Les émissions cumulées des plus grosses infrastructures de charbon, de pétrole et de gaz exploitées par l’industrie ou en projet sont deux fois supérieures au budget carbone à ne pas dépasser pour rester sous les 1,5 °C de hausse des températures.

Le projet Red Hill en Australie, Montney Play ou Christina Lake au Canada, la mine de Hongshaquan en Chine, celles de Hambach et Garzweiler en Allemagne… Cette liste déterminera, en grande partie, l’avenir de la planète. Pour la première fois, des chercheurs ont identifié et localisé les plus grands projets d’extraction de combustibles fossiles au monde. Ils leur ont aussi donné un nom : les « bombes carbone » ou « bombes climatiques », qu’ils définissent comme les infrastructures de charbon, pétrole et gaz qui pourraient émettre plus d’un milliard de tonnes de CO2 sur leur durée d’exploitation. (...)

Selon ces travaux, publiés jeudi 12 mai dans la revue Energy Policy, le monde compte aujourd’hui 425 « bombes climatiques », d’ores et déjà en opération ou encore à l’état de projet, réparties dans 48 pays. Si toutes étaient exploitées jusqu’à leur terme, leurs émissions potentielles combinées représenteraient deux fois le budget carbone mondial – c’est-à-dire le plafond d’émissions – à ne pas dépasser pour espérer maintenir le réchauffement climatique à 1,5 °C par rapport à l’ère préindustrielle. De quoi réduire à néant les objectifs de l’accord de Paris sur le climat et la lutte contre le dérèglement climatique. (...)

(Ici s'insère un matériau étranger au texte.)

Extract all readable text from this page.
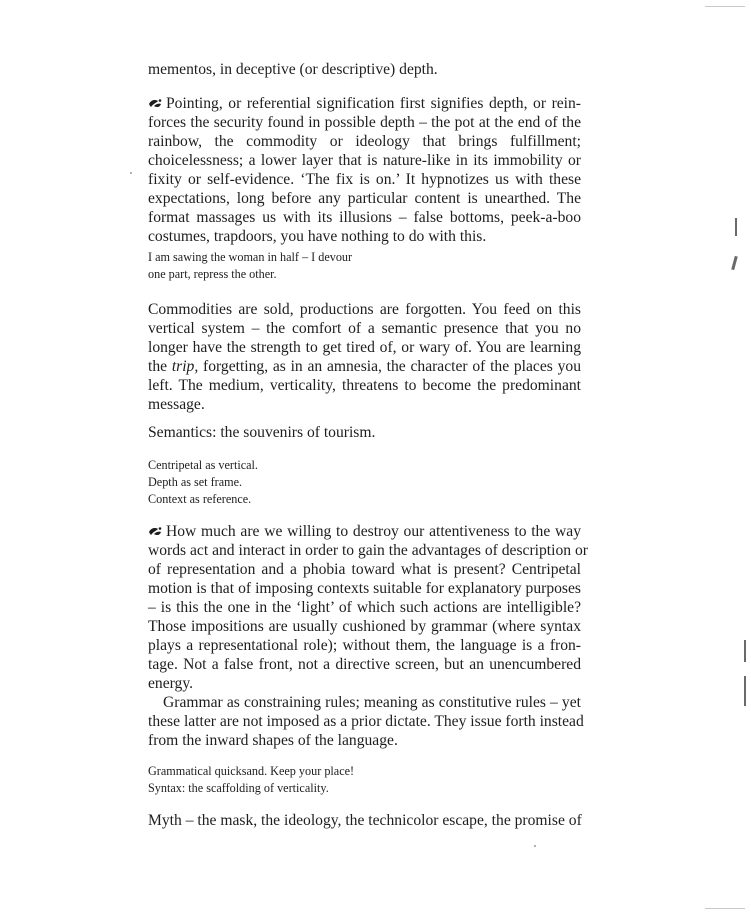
mementos, in deceptive (or descriptive) depth.
Pointing, or referential signification first signifies depth, or rein-
forces the security found in possible depth – the pot at the end of the
rainbow, the commodity or ideology that brings fulfillment;
choicelessness; a lower layer that is nature-like in its immobility or
fixity or self-evidence. ‘The fix is on.’ It hypnotizes us with these
expectations, long before any particular content is unearthed. The
format massages us with its illusions – false bottoms, peek-a-boo
costumes, trapdoors, you have nothing to do with this.
I am sawing the woman in half – I devour
one part, repress the other.
Commodities are sold, productions are forgotten. You feed on this
vertical system – the comfort of a semantic presence that you no
longer have the strength to get tired of, or wary of. You are learning
the trip, forgetting, as in an amnesia, the character of the places you
left. The medium, verticality, threatens to become the predominant
message.
Semantics: the souvenirs of tourism.
Centripetal as vertical.
Depth as set frame.
Context as reference.
How much are we willing to destroy our attentiveness to the way
words act and interact in order to gain the advantages of description or
of representation and a phobia toward what is present? Centripetal
motion is that of imposing contexts suitable for explanatory purposes
– is this the one in the ‘light’ of which such actions are intelligible?
Those impositions are usually cushioned by grammar (where syntax
plays a representational role); without them, the language is a fron-
tage. Not a false front, not a directive screen, but an unencumbered
energy.
Grammar as constraining rules; meaning as constitutive rules – yet
these latter are not imposed as a prior dictate. They issue forth instead
from the inward shapes of the language.
Grammatical quicksand. Keep your place!
Syntax: the scaffolding of verticality.
Myth – the mask, the ideology, the technicolor escape, the promise of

Fermer les « bombes carbone » : une priorité

Ces dernières années, les scientifiques, mais aussi les plus grandes organisations internationales, ont martelé la nécessité de sortir du charbon, du pétrole et du gaz. (...)

Pourtant, la question des énergies fossiles, responsables de 80 % des émissions de gaz à effet de serre, n’a jusqu’ici pas été suffisamment au cœur des négociations climatiques, rappelle Kjell Kühne, doctorant à l’université de Leeds au Royaume-Uni, auteur principal de l’étude, et aussi l’un des fondateurs de la campagne Leave it in the Ground (« Laissez-le dans le sol »), lancée fin 2011. La COP26, qui s’est tenue en Ecosse à l’automne 2021, a ainsi été la toute première à voir les pays s’engager collectivement à diminuer l’utilisation du charbon. (...)

L’Allemagne, par exemple, compte deux « bombes carbone », qui sont deux mines de lignite : les fermer devrait être une priorité, estiment les auteurs de l’étude. Au total, 40 % des 425 projets et infrastructures n’avaient pas démarré leur production en 2020.